A majority of people (84%) in Wales believe ‘substantial’ lifestyle changes need to be made to address the climate emergency.
That’s according to a new government survey of 1,149 participants, which found while 86% admitted they are concerned about climate change, only 15% thought it would affect their local area “a great deal” while nearly half (42%) recognised climate change could impact their local area “to some extent”.
In addition, it found 84% of people would like to see even less food being wasted as well as less packaging and increased recycling.
A majority of those surveyed also believe a net zero emissions future would be better for their wellbeing (77%) and health (80%) and around half (51%) said it would be better for the economy.
Around 80% supported the UK Government’s commitment to reach net zero by 2050.
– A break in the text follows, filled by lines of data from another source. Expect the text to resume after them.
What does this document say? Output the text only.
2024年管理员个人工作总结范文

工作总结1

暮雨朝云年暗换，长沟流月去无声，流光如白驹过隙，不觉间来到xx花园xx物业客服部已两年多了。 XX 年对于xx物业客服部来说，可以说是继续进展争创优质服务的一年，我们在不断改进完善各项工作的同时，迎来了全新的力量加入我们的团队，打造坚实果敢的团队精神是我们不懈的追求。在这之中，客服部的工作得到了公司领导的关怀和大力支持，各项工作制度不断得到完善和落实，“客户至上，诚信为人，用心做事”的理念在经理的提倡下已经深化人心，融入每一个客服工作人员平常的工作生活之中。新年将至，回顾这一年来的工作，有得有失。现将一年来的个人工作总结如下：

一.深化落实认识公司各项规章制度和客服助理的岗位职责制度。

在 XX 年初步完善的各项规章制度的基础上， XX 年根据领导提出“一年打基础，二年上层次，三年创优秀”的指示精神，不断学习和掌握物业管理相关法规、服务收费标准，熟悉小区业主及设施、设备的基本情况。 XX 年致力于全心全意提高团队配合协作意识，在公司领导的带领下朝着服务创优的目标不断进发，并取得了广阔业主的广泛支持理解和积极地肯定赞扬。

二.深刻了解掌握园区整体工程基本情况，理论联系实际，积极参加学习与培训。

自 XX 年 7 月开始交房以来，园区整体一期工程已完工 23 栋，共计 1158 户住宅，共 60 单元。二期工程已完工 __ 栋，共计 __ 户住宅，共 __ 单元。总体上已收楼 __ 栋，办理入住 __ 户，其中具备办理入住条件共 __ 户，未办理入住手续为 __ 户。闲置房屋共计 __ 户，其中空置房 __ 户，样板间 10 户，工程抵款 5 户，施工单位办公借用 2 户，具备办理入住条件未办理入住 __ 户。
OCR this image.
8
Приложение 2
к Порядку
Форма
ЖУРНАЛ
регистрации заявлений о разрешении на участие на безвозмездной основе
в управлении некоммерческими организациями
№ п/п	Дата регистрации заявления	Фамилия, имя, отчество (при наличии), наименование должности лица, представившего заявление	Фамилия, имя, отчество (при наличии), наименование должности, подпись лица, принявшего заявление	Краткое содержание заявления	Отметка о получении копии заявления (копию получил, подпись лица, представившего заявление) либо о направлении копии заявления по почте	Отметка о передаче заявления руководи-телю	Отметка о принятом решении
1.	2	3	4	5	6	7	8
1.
Climate Change Minister Julie James said: “In Wales we look out for each other so I have no doubt in our ability to unite in big and bold actions to fight the climate emergency. Reaching net zero by 2050 will require decisive action over the next ten years, meaning government, businesses and communities coming together to change the way we eat, shop, travel and heat our homes.
“Whilst there will be upfront costs in taking action, the long term financial and wellbeing costs of doing nothing will be significantly higher. We know climate change will impact all of our communities, with floods in Wales predicted to become even more frequent and drastic than the last two years we have experienced.
“We mustn’t feel overwhelmed by the actions we take today to invest in our future. A net zero Wales will look healthier, happier and more prosperous for us and our children and grandchildren and all generations that follow.”